Ai ragazzi e’ necessario comunicare

  • l’indirizzo dell’ambiente Moodle;
  • il nome del corso;
  • il formato dello username: nel mio caso era <sezione>.<cognome>.<nome>;
  • la password per il primo accesso (Cambiami.1 nel mio caso), raccomandando di cambiarla per prima cosa (e’ possibile forzare il cambiamento al primo accesso).
  • raccomandarsi di scrivere la nuova password sul quaderno per non dimenticarla.

Da notare che ho avuto chi ha tentato di iscriversi con username c.cognome.nome. Moltissimi hanno faticato a capire che erano tutte lettere minuscole eccetto la prima della password.

Nel caso, purtroppo non eccezionale, che si dimentichino la password o il quaderno dove l’hanno scritta, il docente puo’ inserire una nuova password per il singolo utente, forzandone il cambiamento al primo accesso. Io di solito mi segno, nelle annotazioni personali dell’alunno, la data di cambio della password…
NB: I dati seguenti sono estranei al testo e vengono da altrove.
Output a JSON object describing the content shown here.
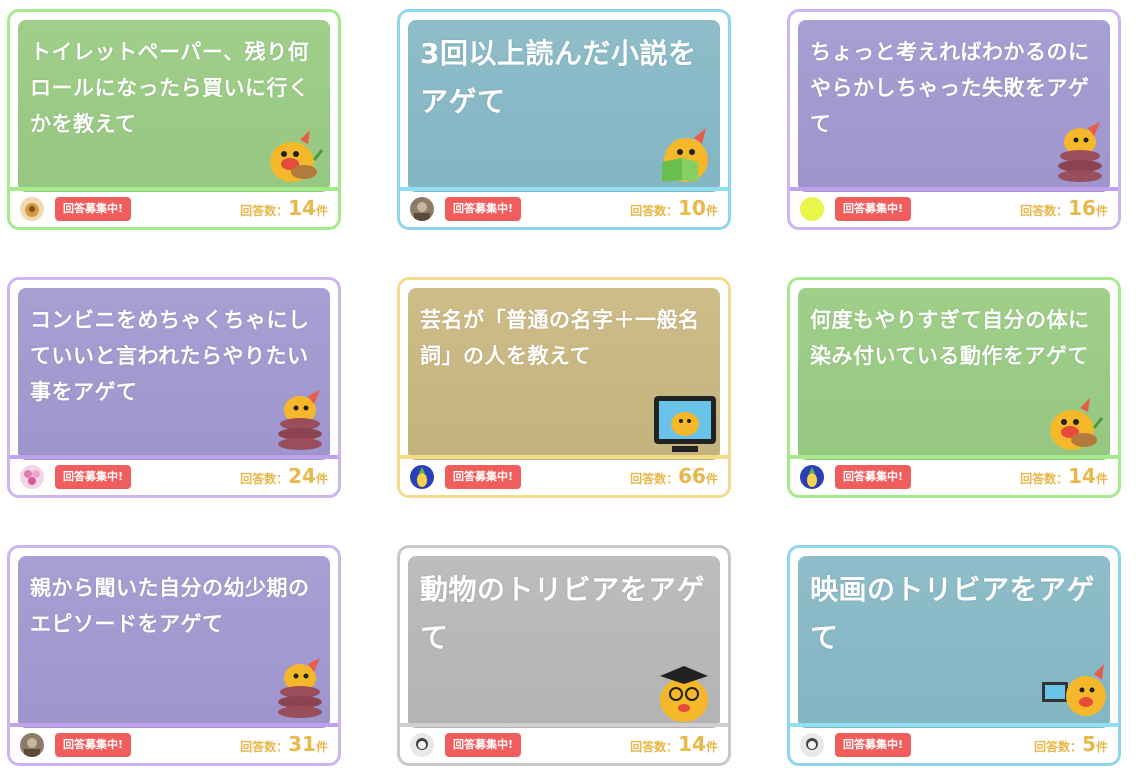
{
  "cards": [
    {
      "title": "トイレットペーパー、残り何ロールになったら買いに行くかを教えて",
      "badge": "回答募集中!",
      "count_label": "回答数：",
      "count": "14",
      "unit": "件",
      "mascot": "mascot-eating-icon",
      "avatar": "food-avatar",
      "theme": "green"
    },
    {
      "title": "3回以上読んだ小説をアゲて",
      "badge": "回答募集中!",
      "count_label": "回答数：",
      "count": "10",
      "unit": "件",
      "mascot": "mascot-reading-icon",
      "avatar": "photo-avatar",
      "theme": "blue"
    },
    {
      "title": "ちょっと考えればわかるのにやらかしちゃった失敗をアゲて",
      "badge": "回答募集中!",
      "count_label": "回答数：",
      "count": "16",
      "unit": "件",
      "mascot": "mascot-tied-icon",
      "avatar": "yellow-avatar",
      "theme": "purple"
    },
    {
      "title": "コンビニをめちゃくちゃにしていいと言われたらやりたい事をアゲて",
      "badge": "回答募集中!",
      "count_label": "回答数：",
      "count": "24",
      "unit": "件",
      "mascot": "mascot-tied-icon",
      "avatar": "flower-avatar",
      "theme": "purple"
    },
    {
      "title": "芸名が「普通の名字＋一般名詞」の人を教えて",
      "badge": "回答募集中!",
      "count_label": "回答数：",
      "count": "66",
      "unit": "件",
      "mascot": "mascot-tv-icon",
      "avatar": "pineapple-avatar",
      "theme": "gold"
    },
    {
      "title": "何度もやりすぎて自分の体に染み付いている動作をアゲて",
      "badge": "回答募集中!",
      "count_label": "回答数：",
      "count": "14",
      "unit": "件",
      "mascot": "mascot-eating-icon",
      "avatar": "pineapple-avatar",
      "theme": "green"
    },
    {
      "title": "親から聞いた自分の幼少期のエピソードをアゲて",
      "badge": "回答募集中!",
      "count_label": "回答数：",
      "count": "31",
      "unit": "件",
      "mascot": "mascot-tied-icon",
      "avatar": "photo-avatar",
      "theme": "purple"
    },
    {
      "title": "動物のトリビアをアゲて",
      "badge": "回答募集中!",
      "count_label": "回答数：",
      "count": "14",
      "unit": "件",
      "mascot": "mascot-graduate-icon",
      "avatar": "face-avatar",
      "theme": "gray"
    },
    {
      "title": "映画のトリビアをアゲて",
      "badge": "回答募集中!",
      "count_label": "回答数：",
      "count": "5",
      "unit": "件",
      "mascot": "mascot-computer-icon",
      "avatar": "face-avatar",
      "theme": "blue"
    }
  ],
  "colors": {
    "badge": "#ef5e5c",
    "count": "#e8b84a",
    "mascot": "#f5b82a"
  }
}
Migliorie possibili: probabilmente e’ meglio inserire anche il campo relativo alla nazione (country?) perche’ di solito e’ obbligatorio e i ragazzi si divertono a riempirlo con Nazioni originali.

Laboratorio con Moodle

L’uso di un ambiente di e-learning come Moodle nel laboratorio di Tecnologie informatiche si sta rivelando uno strumento molto utile se, come nel mio caso, ricorrono alcune condizioni:

  • disponibilita’ generalizzata dell’accesso ad internet da parte degli alunni a casa
  • numero elevato di classi e di alunni per classe
  • disponibilita’ di un sito (scolastico o meno) per potervi pubblicare l’ambiente
  • necessita’ di effettuare verifiche frequentemente
  • possibilita’ di scrivere dispense da fornire agli alunni gratuitamente

I vantaggi di questo ambiente sono interessanti:

  • coinvolgimento degli alunni;
  • realizzazione di corsi unificati per piu’ classi;
  • possibilita’ di fornire materiale agli alunni assenti;
  • possibilita’ di ricevere gli esercizi svolti a casa per via elettronica;
  • possibilita’ di dialogo tra alunni e docenti anche al di fuori dello stretto orario scolastico;
  • somministrazione di verifiche on-line, con correzione automatica;
  • uso di strumenti digitali collaborativi, quali forum, wiki…;
  • per gli alunni, la sensazione di essere piu’ seguiti e di poter partecipare attivamente.